Import.csv log.csv | where {$_.datetime -gt ‘2019-03-01 00:00’} | export-csv -notype filtered.csv
Another quirk of PowerShell is it insists on putting the type of csv in the first line of the csv unless you tell it not to. ☹ That is the reason for the -notype option (short for -NoTypeInformation) given to export-csv.
Processing a CSV in this way, PowerShell only processes one line at a time and does not run into size limitations.
If you want to filter on multiple fields you can do that with something like this:
Where {$_.datetime -gt ‘2019-03-01 00:00’ -and $_.method -eq ‘PUT’}
You can also pare down the log file by only selecting the fields you want. You can also reorder the fields for those stupid log files that put the datetime last.
Import-csv log.csv | select datetime, method, url | export-csv -notype output.csv
If you encounter a log file with non-standard delimiter you can designate that with the -delimiter argument.
Import-csv -delim ‘|’ log.csv
Or
Import-csv -delim "`t" log.csv
For a tsv
You can designate a header for a csv file with no header
Import-csv -header "field1","field2","Field3" log.csv
XML Files
PowerShell can process XML files natively.

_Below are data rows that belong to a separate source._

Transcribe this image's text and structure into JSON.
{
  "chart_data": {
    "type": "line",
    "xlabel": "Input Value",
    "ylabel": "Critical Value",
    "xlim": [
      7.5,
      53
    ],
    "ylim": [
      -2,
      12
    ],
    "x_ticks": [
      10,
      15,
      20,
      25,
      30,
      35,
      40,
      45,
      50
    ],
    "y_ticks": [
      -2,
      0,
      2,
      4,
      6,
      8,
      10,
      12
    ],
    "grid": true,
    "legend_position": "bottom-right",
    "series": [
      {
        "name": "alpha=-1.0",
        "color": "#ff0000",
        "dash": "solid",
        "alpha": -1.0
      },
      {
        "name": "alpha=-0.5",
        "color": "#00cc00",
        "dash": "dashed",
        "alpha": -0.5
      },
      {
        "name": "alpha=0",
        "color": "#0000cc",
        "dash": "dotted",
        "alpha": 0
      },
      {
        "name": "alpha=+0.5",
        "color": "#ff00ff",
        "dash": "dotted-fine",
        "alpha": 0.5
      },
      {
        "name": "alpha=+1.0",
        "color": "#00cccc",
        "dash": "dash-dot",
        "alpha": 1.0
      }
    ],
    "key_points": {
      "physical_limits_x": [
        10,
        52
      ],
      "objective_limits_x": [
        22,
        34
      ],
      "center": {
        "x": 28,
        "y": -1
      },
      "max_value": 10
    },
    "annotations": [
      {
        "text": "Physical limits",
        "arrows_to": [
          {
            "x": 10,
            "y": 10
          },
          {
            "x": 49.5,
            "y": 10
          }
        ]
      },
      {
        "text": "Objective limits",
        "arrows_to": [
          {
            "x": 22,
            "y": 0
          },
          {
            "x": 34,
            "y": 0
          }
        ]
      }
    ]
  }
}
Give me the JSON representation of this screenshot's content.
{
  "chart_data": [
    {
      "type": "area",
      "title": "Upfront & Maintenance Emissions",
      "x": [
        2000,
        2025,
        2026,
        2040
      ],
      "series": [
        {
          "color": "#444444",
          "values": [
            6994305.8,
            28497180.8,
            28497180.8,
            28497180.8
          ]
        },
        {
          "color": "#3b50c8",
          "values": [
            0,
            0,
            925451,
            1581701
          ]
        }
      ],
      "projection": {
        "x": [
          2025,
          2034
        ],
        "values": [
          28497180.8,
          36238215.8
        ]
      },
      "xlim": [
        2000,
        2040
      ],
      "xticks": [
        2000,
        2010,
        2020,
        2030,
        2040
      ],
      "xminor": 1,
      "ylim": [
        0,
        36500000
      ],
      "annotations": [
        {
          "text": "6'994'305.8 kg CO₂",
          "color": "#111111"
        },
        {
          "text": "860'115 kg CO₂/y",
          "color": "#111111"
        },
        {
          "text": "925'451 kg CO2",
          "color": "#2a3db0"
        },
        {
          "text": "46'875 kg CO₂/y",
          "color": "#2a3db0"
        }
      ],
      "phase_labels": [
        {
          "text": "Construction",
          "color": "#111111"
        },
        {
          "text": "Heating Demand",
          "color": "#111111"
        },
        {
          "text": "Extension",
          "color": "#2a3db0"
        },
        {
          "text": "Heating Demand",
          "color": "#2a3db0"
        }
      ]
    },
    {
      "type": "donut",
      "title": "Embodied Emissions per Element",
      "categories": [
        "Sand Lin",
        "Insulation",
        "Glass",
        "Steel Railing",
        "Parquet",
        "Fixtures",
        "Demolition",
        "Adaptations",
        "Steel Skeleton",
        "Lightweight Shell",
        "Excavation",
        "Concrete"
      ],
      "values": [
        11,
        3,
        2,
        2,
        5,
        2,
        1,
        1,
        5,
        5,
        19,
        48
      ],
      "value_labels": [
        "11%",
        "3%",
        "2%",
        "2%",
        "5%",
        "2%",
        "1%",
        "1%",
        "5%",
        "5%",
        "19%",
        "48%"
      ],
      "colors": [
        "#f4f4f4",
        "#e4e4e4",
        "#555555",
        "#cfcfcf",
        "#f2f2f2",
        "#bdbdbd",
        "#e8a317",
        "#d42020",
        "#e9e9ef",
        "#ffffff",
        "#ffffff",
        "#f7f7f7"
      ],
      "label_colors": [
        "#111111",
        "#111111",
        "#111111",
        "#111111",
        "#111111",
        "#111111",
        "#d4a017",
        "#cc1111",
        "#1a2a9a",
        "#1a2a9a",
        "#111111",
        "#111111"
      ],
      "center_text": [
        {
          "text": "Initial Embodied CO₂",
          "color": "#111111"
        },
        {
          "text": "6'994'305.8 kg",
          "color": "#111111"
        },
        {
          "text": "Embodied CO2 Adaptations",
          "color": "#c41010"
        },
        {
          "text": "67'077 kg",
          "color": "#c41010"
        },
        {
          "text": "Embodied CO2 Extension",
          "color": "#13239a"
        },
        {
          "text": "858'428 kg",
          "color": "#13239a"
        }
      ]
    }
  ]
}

The [XML] type transforms XML content and returns an object.
[XML]somefile.xml will parse the xml file and return an object. You can then parse and select the output like a csv.
There are also four comandlets that allow you to process xml files ConvertTo-Xml, Export-Clixml, Import-Clixml and Select-Xml.
JSON Files
PowerShell has two Json commandlets 'ConvertFrom-Json and ConvertTo-Json' that process Json lines. With the limitation that they only process one line at a time they work well.